Britain · Guest Author

Community Week – Windsors in Canada (New Brunswick)

Thank you to geogirl and Wendy 1 for this series of posts!
Read the Preface, here.

Working trip…tasks done

Royal visits are busy and this was no exception – Their Majesties dedicated the Rainbow Bridge at Niagara Falls, attended the King’s Plate horse race and dedicated Coronation Park in Toronto, inaugurated the Queen Elizabeth Way, an expressway that connects Southern Ontario to Toronto. The Queen also laid the cornerstone of the Canadian Supreme Court building and the King personally granted Royal Assent to nine bills and became the first Canadian monarch to directly meet his Parliament. Together, they dedicated the National War Memorial in front of 10,000 war veterans.

June 13, 1939 was Day 28 of their 31-day tour. The bulk of their 8,377-mile journey was covered by train but that day Their Majesties left the royal train at Newcastle, travelled 108 miles by motorcar over a bumpy, dusty, unpaved road.

Halfway along that slow journey they made an unpublicized stop to have lunch at a small family-run tearoom in a hamlet called Doaktown. Even though this stop was unpublicized, people from near and far lined the roadway to get a glimpse of their monarch and his popular consort. The close-up photo shows them arriving, so elegantly dressed – a reporter stated that the Queen’s outfit was blue – and the hotel owners and staff later told all and sundry that Their Majesties were friendly and kind. The Queen “even” stepped into the kitchen to thank the ladies who prepared the meal.

That one-hour royal visit is probably Doaktown’s greatest claim to fame and there are many residents today who talk about the event of over seventy years ago as if it happened last week. The little girl who presented the Queen with a bouquet of fresh lilacs is still a bit of a local celebrity. The chairs used by the King and Queen were kept and each has a plaque affixed to it so that people will always know that the Queen sat in “This Chair” and the king sat in “That One”.

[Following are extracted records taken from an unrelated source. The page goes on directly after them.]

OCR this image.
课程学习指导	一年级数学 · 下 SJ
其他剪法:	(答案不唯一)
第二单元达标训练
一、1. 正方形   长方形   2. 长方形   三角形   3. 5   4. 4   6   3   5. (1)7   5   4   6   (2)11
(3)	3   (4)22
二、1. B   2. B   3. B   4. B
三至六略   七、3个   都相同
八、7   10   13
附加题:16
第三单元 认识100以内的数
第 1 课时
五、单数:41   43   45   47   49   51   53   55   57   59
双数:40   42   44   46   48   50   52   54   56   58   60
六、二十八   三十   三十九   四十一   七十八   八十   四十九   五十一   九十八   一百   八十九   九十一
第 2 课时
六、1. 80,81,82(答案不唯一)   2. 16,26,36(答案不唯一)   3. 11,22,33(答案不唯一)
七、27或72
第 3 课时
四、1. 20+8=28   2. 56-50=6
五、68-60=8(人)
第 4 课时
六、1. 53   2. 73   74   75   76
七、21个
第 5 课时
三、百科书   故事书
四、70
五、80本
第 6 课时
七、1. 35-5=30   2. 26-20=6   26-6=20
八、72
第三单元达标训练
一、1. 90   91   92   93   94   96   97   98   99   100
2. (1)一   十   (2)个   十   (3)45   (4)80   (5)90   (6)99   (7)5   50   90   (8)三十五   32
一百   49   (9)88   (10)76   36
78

Refreshed, the royal couple then drove to the provincial capital: Fredericton. Awaiting them at the Legislative Assembly were 15,000 schoolchildren – local children as well as children and youth from a large portion of the province. Wendy1’s mother, father and step-mother and Geogirl’s mother all attended this event of a lifetime. Wendy1’s Mum lived a few blocks from the Legislature but Dad and Mum2 boarded trains in their respective villages with their fellow classmates to attend. Geogirl’s mum (and her Girl Guide troop) travelled 215 km by train – an exciting trip for a 10-year-old who had never been out of her own small village!

The children sat for hours on temporary wooden bleachers, each with their own lunches plus small bottles of milk which were provided for them. Their excitement reached a fevered pitch when Their Majesties finally arrived. It was reported that their roars of “We want the King! We want the Queen!” continued after they had entered the Legislature for a small ceremony of greeting. The din from the children was so loud that windows were closed but still the people inside the Legislature could hardly hear what was being said indoors. Fifteen thousand children are clearly capable of making a tremendous noise!

Photos of their visit to Fredericton (Editorial Note: Unless noted otherwise, the following photos are the exclusive property of the guest authors):

The royal couple has just arrived and are walking along the path to reach the steps of the Legislative Assembly. Note the sea of children (15,000!) crammed onto the bleachers.

Their Majesties went to the provincial government buildings for the official welcome and then on to lunch at the University of New Brunswick. Then they boarded a smaller, lighter train consisting of a locomotive, four day coaches, and a drawing room car for the short run (77 km) to Saint John where they arrived late in the day. A long gritty, dusty, hot, people-packed day that must have exhausted them. The scenery for them – trees, rolling hills, more trees, potato farmland (to become McCain’s heartland) and a lovely wide river crossed here and there by covered bridges. The next day they were up, the Queen was presented with a handmade quilt (perhaps it is still at Castle Mey or Balmoral?), and then it was on to Nova Scotia for the final leg of their marathon tour.